To address issues in the industry, new chief executive officer of the PNG Tourism Promotion Authority Eric Mossman plans to work on policy and legislative reforms. He added that the TPA Act 1993 needs to be reviewed.“A lot has changed in the tourism sector and we have to review the act to ensure that we are compatible with the changes and to accommodate a lot of issues that have never been addressed in the old legislation,” he said. “So that is one of the key areas that I will look into.”Mossman also noted the challenges that come with COVID-19 and was ready to address them with the support of his staff and the Tourism, Arts and Culture Minister Walter Schnaubelt.“We are in a time when we have been challenged around the globe especially in the tourism industry,” he said. “(The) Covid-19 has posed a significant challenge to global tourism and the task ahead is not easy. But with the support of the minister and staff, we can move ahead.”Mossman expressed his gratitude to his predecessor Jerry Agus for his contribution.


PNG Business News - October 09, 2020

Good News for the Tourism Industry

The tourism industry of PNG is looking up. According to Treasurer Ian Ling-Stuckey, the government has pointed out stimulus funds to help the tourism industry. He didn’t say the amount but added that the budget for tourism was overlooked. In a statement during the handover ceremony of the tourism ministry to incoming Walter Schnaubelt from outgoing Emil Tammur, he said, “Tourism is a serious economic portfolio, unfortunately, it doesn’t seem to be always represented when putting together a budget.”Ling-Stuckey added that the tourism industry had really been hit hard and that they need all the support to get back up. Meanwhile, Chairman of the Parliamentary Committee on Tourism Kennedy Wenge said tourism was about taking care of the ownership of all resources. He added that aside from tourism, the government also zeroes in on agriculture. “Agriculture is based on export and import while tourism is a ‘hand purse’ industry meaning tourists bring money in and it remains in the country,” he said.
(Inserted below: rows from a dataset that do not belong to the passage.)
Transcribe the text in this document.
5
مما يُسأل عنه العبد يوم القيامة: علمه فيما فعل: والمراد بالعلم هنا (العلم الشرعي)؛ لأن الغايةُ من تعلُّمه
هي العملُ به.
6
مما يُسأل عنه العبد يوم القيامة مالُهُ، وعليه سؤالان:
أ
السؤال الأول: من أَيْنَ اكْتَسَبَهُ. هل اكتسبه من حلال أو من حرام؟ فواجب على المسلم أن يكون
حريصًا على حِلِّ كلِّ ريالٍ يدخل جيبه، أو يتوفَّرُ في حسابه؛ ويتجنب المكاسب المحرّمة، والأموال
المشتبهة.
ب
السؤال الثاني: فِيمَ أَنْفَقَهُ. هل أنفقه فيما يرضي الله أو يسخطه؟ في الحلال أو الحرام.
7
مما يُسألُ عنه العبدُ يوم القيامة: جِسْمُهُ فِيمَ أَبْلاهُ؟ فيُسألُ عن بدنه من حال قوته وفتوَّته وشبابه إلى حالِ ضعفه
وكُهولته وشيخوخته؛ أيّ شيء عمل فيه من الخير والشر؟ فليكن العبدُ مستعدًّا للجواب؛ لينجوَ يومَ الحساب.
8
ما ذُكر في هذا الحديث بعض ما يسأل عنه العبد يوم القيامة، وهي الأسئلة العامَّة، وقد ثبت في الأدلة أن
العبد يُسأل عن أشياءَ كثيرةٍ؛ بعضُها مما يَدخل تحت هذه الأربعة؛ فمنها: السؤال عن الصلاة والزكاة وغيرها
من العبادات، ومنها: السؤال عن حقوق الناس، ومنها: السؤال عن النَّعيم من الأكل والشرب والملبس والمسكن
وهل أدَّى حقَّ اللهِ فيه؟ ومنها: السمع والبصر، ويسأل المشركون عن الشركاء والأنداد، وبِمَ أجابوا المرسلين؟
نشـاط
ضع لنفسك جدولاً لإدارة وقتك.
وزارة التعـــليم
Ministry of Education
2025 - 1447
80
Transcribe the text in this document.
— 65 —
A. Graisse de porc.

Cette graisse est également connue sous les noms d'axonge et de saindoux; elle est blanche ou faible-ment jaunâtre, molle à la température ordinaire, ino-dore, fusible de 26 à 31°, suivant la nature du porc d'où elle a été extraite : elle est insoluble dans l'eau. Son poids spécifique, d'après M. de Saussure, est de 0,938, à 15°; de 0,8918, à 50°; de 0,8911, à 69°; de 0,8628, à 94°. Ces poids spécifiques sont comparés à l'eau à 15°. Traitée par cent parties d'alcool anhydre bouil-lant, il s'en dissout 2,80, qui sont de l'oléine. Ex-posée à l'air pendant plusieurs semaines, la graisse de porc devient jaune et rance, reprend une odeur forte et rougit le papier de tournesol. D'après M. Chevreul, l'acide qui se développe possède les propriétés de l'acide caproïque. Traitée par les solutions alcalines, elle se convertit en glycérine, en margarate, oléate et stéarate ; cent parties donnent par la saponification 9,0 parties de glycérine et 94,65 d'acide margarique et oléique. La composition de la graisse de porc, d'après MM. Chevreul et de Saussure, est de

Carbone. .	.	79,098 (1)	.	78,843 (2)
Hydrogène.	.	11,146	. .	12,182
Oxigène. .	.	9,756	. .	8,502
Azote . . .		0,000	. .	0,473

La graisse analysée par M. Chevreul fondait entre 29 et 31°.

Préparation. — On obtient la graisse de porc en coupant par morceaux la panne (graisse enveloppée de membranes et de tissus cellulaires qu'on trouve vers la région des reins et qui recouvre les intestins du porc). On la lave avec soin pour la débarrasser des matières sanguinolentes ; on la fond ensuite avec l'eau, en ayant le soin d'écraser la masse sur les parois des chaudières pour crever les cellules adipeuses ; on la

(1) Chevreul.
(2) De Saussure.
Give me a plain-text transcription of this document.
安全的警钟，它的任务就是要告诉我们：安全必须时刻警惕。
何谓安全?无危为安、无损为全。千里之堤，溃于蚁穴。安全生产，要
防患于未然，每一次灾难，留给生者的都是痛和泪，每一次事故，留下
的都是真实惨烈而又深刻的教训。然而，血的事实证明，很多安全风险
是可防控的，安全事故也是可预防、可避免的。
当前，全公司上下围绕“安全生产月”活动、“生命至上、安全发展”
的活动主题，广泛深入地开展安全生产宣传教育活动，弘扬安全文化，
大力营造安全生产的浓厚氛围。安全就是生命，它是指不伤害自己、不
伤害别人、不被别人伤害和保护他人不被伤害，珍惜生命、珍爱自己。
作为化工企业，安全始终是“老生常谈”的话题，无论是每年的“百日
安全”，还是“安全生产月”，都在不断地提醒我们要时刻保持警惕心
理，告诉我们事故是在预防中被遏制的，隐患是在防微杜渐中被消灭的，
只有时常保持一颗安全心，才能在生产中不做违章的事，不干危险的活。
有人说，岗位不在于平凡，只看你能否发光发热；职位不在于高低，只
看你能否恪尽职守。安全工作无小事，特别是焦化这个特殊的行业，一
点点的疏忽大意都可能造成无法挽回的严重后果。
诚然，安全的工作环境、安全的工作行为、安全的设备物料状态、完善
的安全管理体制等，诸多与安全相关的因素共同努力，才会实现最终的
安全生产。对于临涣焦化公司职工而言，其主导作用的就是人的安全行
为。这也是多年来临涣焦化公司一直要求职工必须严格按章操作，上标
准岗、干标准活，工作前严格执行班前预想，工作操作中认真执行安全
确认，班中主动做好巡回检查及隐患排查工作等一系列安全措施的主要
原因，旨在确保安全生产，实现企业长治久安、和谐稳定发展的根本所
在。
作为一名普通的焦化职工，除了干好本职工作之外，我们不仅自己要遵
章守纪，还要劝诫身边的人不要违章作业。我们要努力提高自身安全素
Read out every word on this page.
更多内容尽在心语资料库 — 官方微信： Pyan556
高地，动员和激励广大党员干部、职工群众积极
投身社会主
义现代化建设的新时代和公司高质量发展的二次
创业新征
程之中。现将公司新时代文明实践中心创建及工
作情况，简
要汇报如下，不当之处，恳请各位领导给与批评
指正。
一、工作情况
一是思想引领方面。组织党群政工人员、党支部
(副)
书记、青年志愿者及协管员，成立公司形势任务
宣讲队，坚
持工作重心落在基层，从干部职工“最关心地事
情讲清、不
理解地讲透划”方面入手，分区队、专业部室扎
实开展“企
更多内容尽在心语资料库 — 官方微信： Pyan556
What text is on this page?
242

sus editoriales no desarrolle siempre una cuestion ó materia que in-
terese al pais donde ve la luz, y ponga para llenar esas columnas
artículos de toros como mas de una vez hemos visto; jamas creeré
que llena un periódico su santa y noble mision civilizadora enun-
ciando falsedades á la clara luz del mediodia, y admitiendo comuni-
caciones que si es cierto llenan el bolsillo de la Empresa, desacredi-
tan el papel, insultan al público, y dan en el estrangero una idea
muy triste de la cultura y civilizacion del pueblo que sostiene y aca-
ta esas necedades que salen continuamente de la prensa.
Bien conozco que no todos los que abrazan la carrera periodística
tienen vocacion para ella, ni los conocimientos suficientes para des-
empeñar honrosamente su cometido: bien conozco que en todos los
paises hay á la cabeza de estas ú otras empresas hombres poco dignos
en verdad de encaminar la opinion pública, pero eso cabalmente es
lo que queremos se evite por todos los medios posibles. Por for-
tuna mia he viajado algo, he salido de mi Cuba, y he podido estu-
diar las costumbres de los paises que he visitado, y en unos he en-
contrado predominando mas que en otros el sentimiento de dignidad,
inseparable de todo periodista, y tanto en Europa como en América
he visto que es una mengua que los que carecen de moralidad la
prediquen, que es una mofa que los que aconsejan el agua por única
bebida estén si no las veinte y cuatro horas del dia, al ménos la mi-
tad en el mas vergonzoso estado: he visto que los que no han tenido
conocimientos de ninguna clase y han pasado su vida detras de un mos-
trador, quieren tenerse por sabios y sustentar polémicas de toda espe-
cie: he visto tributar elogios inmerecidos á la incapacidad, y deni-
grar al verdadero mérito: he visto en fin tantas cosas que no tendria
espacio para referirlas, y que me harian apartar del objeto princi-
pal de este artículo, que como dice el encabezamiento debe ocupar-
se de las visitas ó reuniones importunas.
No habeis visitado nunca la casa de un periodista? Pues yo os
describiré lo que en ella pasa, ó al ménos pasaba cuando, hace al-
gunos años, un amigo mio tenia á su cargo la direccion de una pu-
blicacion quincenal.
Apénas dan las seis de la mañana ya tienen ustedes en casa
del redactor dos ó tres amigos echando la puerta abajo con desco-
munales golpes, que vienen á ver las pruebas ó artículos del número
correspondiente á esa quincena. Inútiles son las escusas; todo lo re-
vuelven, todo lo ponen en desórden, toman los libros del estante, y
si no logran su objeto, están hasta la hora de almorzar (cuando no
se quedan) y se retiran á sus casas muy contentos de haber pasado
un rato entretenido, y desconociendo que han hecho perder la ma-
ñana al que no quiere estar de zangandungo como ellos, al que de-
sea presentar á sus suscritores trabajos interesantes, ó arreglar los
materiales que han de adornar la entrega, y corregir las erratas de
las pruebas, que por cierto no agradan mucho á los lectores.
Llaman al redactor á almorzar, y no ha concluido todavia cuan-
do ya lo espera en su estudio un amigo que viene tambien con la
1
PNG Business News - October 07, 2020

Lae Tourism and Hospitality Trying to Recover

Like many industries around the world, the tourism and hospitality sector in PNG are struggling to survive and recover, Lae Chamber of Commerce president John Byrne said, who hails from Lae.According to Mr Byne, businesses in the Lae area have developed procedures to keep themselves afloat - with at the most 40 to 60 per cent capacity. While some have reduced their staff, others have chosen to do rotational shifts to give everyone a chance to continue working. In a statement, he said, “Hospitality in Lae serves both international and domestic with local customers and a lessening of movement of people, less disposable income means less hospitality and job losses. Many businesses are choosing to split-shift or rotate staff rather than create job losses and that is commendable.”Mr Byrne added that prior to COVID-19, businesses in the Lae area have not been quite successful, and they are doing measures to revive the industry. One such process is for several tourism operators to work closely with domestic and local clients, and look for more ways to grow and adapt. “On a larger scale there are some exciting projects coming up for tourism which will cement Lae and Morobe as a place to visit,” Mr Byrne said in a statement. “Disappointingly but not unexpectedly the world-class Morobe Show which attracts more international visitors annually had to be cancelled including many of our provincial cultural shows and this also has an impact on tourism and local revenue.”Mr Byrne also added that small cafes in the area are leading the way towards safety measures: handwashing, wearing of face masks and disinfecting.Meanwhile aside from the hotel and tourism industry, bars, clubs, and gambling houses have also been damaged by COVID-19 and some organizations such as the LCCI through the Morobe Provincial Emergency Operations Committee are finding ways to help them.